For its part, the International Olympic Committee has said the issues have been addressed. IOC Olympic Games Executive Director Christophe Dubi said Sunday. “it’s a duty, a responsibility we have, to make sure that the expectations are met. … the situation has been addressed. The conditions were not good enough that night and it should not happen. We want to make sure that it does not.”
Beijing organizers were more succinct: “We of course pay very close attention to these issues and will respond quickly and effectively and address all these problems,” BOCOG Vice President and Secretary General Han Zirong said. “That concludes my remark.”

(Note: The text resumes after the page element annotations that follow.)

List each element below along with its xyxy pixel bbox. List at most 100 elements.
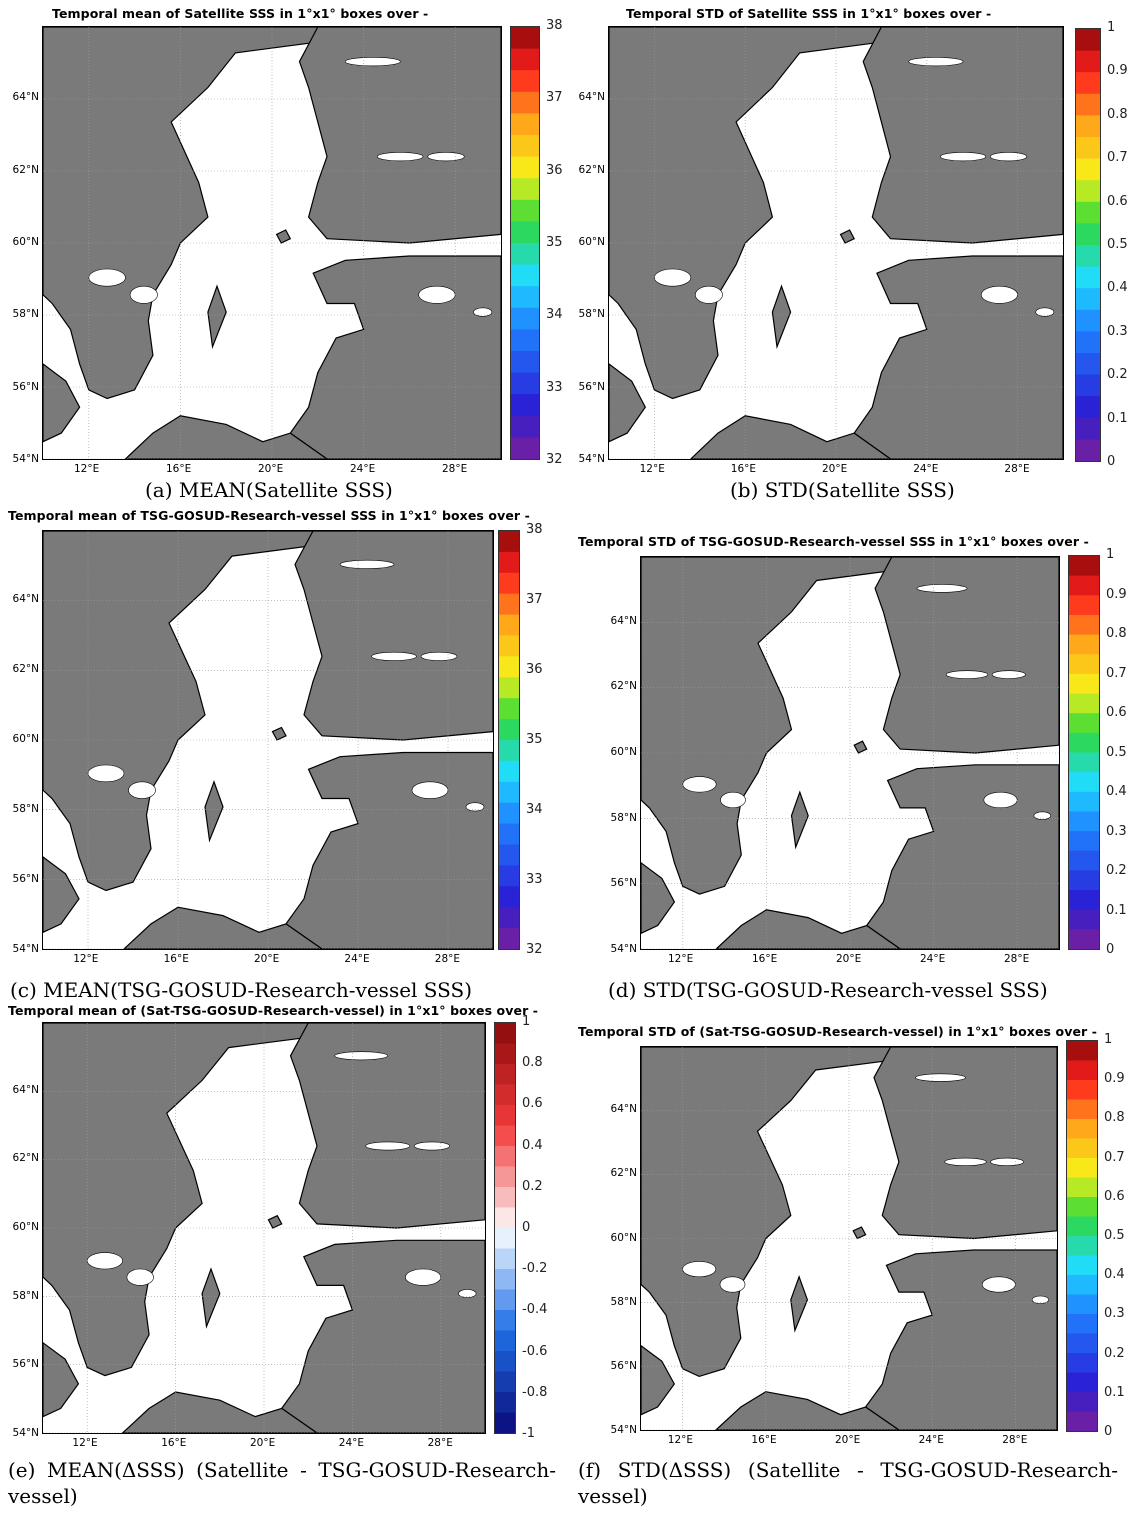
colorbar-band: [499, 572, 519, 595]
colorbar-tick-label: 0.3: [1106, 823, 1127, 839]
colorbar-band: [1076, 158, 1100, 181]
panel-caption: (d) STD(TSG-GOSUD-Research-vessel SSS): [608, 978, 1048, 1002]
lon-tick-label: 28°E: [1004, 953, 1030, 965]
land-polygon: [123, 906, 324, 949]
lat-tick-label: 56°N: [12, 873, 39, 885]
map-area: [42, 26, 502, 460]
colorbar-band: [499, 886, 519, 908]
panel-caption: (f) STD(ΔSSS) (Satellite - TSG-GOSUD-Res…: [578, 1458, 1118, 1508]
lon-tick-label: 16°E: [161, 1437, 187, 1449]
lake-shape: [720, 791, 746, 809]
colorbar-band: [1069, 654, 1099, 675]
land-polygon: [289, 1023, 485, 1229]
colorbar-band: [1076, 180, 1100, 203]
colorbar-band: [1069, 870, 1099, 891]
lat-tick-label: 56°N: [610, 1359, 637, 1372]
colorbar-band: [511, 113, 539, 136]
colorbar-band: [1069, 850, 1099, 871]
lon-tick-label: 16°E: [730, 463, 757, 475]
colorbar-band: [1076, 266, 1100, 289]
colorbar-tick-label: -0.8: [522, 1384, 548, 1400]
colorbar-band: [1069, 693, 1099, 714]
colorbar-band: [495, 1248, 515, 1270]
land-polygon: [874, 557, 1059, 754]
panel-caption: (e) MEAN(ΔSSS) (Satellite - TSG-GOSUD-Re…: [8, 1458, 556, 1508]
colorbar-band: [1076, 417, 1100, 440]
lat-tick-label: 62°N: [12, 163, 39, 176]
colorbar-band: [1067, 1177, 1097, 1198]
land-polygon: [790, 790, 809, 850]
land-polygon: [294, 531, 493, 741]
land-polygon: [790, 1275, 809, 1333]
lake-shape: [654, 268, 692, 287]
colorbar-tick-label: 0.1: [1104, 1384, 1125, 1400]
land-polygon: [204, 780, 224, 843]
land-polygon: [43, 531, 426, 892]
lake-shape: [371, 651, 417, 661]
colorbar-tick-label: 0.7: [1106, 665, 1127, 681]
lake-shape: [129, 285, 158, 304]
colorbar-band: [495, 1269, 515, 1290]
land-polygon: [275, 229, 292, 244]
lake-shape: [365, 1141, 411, 1151]
lake-shape: [87, 764, 125, 783]
colorbar-band: [1067, 1060, 1097, 1081]
lat-tick-label: 64°N: [12, 91, 39, 104]
lake-shape: [411, 781, 449, 799]
lon-tick-label: 16°E: [752, 953, 778, 965]
colorbar-tick-label: 36: [546, 162, 563, 178]
colorbar-tick-label: 0.4: [1107, 280, 1128, 296]
colorbar-tick-label: 0.2: [1104, 1345, 1125, 1361]
colorbar-band: [511, 307, 539, 330]
colorbar-band: [1069, 713, 1099, 734]
colorbar-band: [1069, 614, 1099, 636]
colorbar-band: [511, 264, 539, 287]
colorbar-band: [1076, 137, 1100, 160]
lake-shape: [682, 776, 717, 793]
lon-tick-label: 24°E: [920, 953, 946, 965]
colorbar-tick-label: 1: [522, 1014, 531, 1029]
colorbar-tick-label: 0.1: [1106, 902, 1127, 918]
colorbar-tick-label: 33: [526, 872, 543, 887]
colorbar-band: [1076, 353, 1100, 376]
colorbar-band: [1067, 1216, 1097, 1237]
colorbar-band: [1076, 50, 1100, 73]
colorbar-band: [1069, 890, 1099, 911]
colorbar-band: [495, 1125, 515, 1147]
colorbar-band: [511, 372, 539, 395]
map-area: [608, 26, 1064, 460]
panel-caption: (b) STD(Satellite SSS): [730, 478, 955, 502]
land-polygon: [124, 415, 329, 459]
lat-tick-label: 62°N: [578, 163, 605, 176]
colorbar: [1068, 555, 1100, 950]
colorbar-band: [1076, 288, 1100, 311]
colorbar-band: [499, 677, 519, 699]
colorbar-tick-label: 0.9: [1107, 63, 1128, 79]
colorbar-band: [495, 1064, 515, 1085]
colorbar: [510, 26, 540, 460]
lake-shape: [944, 1157, 987, 1166]
lake-shape: [126, 1268, 154, 1286]
lake-shape: [908, 56, 964, 67]
lat-tick-label: 54°N: [12, 943, 39, 955]
colorbar-band: [495, 1023, 515, 1044]
land-polygon: [271, 726, 287, 741]
colorbar-band: [1067, 1236, 1097, 1256]
colorbar-band: [511, 135, 539, 158]
colorbar-tick-label: 0.8: [1106, 626, 1127, 641]
lake-shape: [980, 285, 1018, 304]
colorbar-band: [1069, 732, 1099, 753]
land-polygon: [839, 229, 856, 244]
lake-shape: [418, 285, 456, 304]
colorbar-tick-label: 0.6: [522, 1096, 543, 1112]
colorbar-band: [511, 178, 539, 201]
colorbar-band: [1069, 791, 1099, 812]
colorbar-band: [1076, 439, 1100, 461]
colorbar-band: [495, 1084, 515, 1106]
panel-caption: (c) MEAN(TSG-GOSUD-Research-vessel SSS): [10, 978, 473, 1002]
lat-tick-label: 56°N: [12, 1358, 39, 1371]
colorbar-band: [499, 740, 519, 762]
lat-tick-label: 54°N: [610, 943, 637, 955]
colorbar-band: [495, 1371, 515, 1393]
lon-tick-label: 24°E: [350, 463, 376, 475]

Dr. Brian McCloskey, chair of the Beijing 2022 Medical Expert Panel, said Tuesday morning that the number of cases within the closed loop system is doing down and “the situation inside the closed loop is extremely safe and there is no signs of infection spreading.” He added that the average length of isolation for positive individuals has been just under seven days.
In regard to Russian and Canadian women’s hockey players wearing masks, McCloskey said “the medical evidence of the risk of infection on the field of play is such that masks are not necessary and probably will not help. But wearing them is an individual choice.”